La vita e bella for Punkt.

The founder of Punkt. is on a mission. He doesn’t plan to take over the world of technology but he has a pretty clear vision of what he wants to achieve with his brand. And that is … taming the technology and putting it right back where is started – at the service of human beings. I talk to Petter Neby about his life after Punkt. was launched, the fundamental role of his stepdaughter in the whole story and, in the process, find out that he really isn’t after material possessions. It is the idea that possesses him. Read on.

Excerpts from the interview for the English readers below. Polish readers please refer to the hard copy of the Monitor Magazine no. 14 (currently on sale).

(…)

Let’s talk about Punkt. Did you have an „aha” moment that led you to Punkt.?

It’s been a long journey but there was indeed a clear moment which led me to Punkt. I have a stepdaughter, who is actually turning 26 now. But when she was a few years younger, in her late teens, and being of the first generation born into the internet, I noticed that she was always on a smartphone, always connected. It was difficult to make her understand the importance of not always being “on” and that was certainly the kind of an „aha” moment for me.

But we are told that the generation Y cannot function without smartphones and being always connected. Their whole world revolves around being “on”. Their smartphones are their most valuable possessions. 

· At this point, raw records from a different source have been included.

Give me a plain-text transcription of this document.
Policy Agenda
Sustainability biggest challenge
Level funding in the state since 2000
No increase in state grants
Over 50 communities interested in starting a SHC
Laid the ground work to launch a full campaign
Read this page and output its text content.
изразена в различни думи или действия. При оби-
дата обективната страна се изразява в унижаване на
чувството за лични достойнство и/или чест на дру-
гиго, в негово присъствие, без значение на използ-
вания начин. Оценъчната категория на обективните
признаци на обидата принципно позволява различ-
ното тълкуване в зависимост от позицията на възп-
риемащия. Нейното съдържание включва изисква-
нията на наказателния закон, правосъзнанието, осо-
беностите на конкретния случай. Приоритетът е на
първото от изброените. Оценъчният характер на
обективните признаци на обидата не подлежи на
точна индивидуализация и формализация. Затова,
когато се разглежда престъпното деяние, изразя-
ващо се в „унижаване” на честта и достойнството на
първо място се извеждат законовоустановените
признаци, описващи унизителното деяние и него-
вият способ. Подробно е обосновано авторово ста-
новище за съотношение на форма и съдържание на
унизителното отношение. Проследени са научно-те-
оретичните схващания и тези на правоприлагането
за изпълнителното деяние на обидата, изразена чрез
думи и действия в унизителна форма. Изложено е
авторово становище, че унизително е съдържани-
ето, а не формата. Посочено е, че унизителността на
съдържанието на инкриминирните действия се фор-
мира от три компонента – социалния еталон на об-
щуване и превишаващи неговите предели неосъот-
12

It is not just the generation of young people. I learned how poor we are, our generation. We think we are better at controlling technology than we actually are. Yet some of us are as bad as the teenagers or 20-somethings – in many cases the central element of our lives is a smartphone. So our generation has been caught with our pants down, thinking to be in control, but in fact, every so often we see ourselves in restaurants having dinner with our partner, and we are both in deep conversation with … our devices. Of course, the advantage is that we have some anchor of knowledge about what it is like to live and to be present “in a moment”. However, the younger generation also sees what is happening and they are able to see some damage, see friends having anxiety problems. I really understood this when some of them came to me (after I already launched the cordless phone) and said – “Why don’t you make just a simple mobile phone”? These are some early signs that people are getting a reality check.

(…)

How do you market your mobile phone?

We certainly market it as ‘take your life back’ or ‘get the conversation back’ device. But we don’t want to say how and when people should use it, there are several different options. I use it to make calls and a phone that can be always on, even after office hours. The phone helps me define when I work and when I don’t.

Does that mean that only your friends and family have access to this phone?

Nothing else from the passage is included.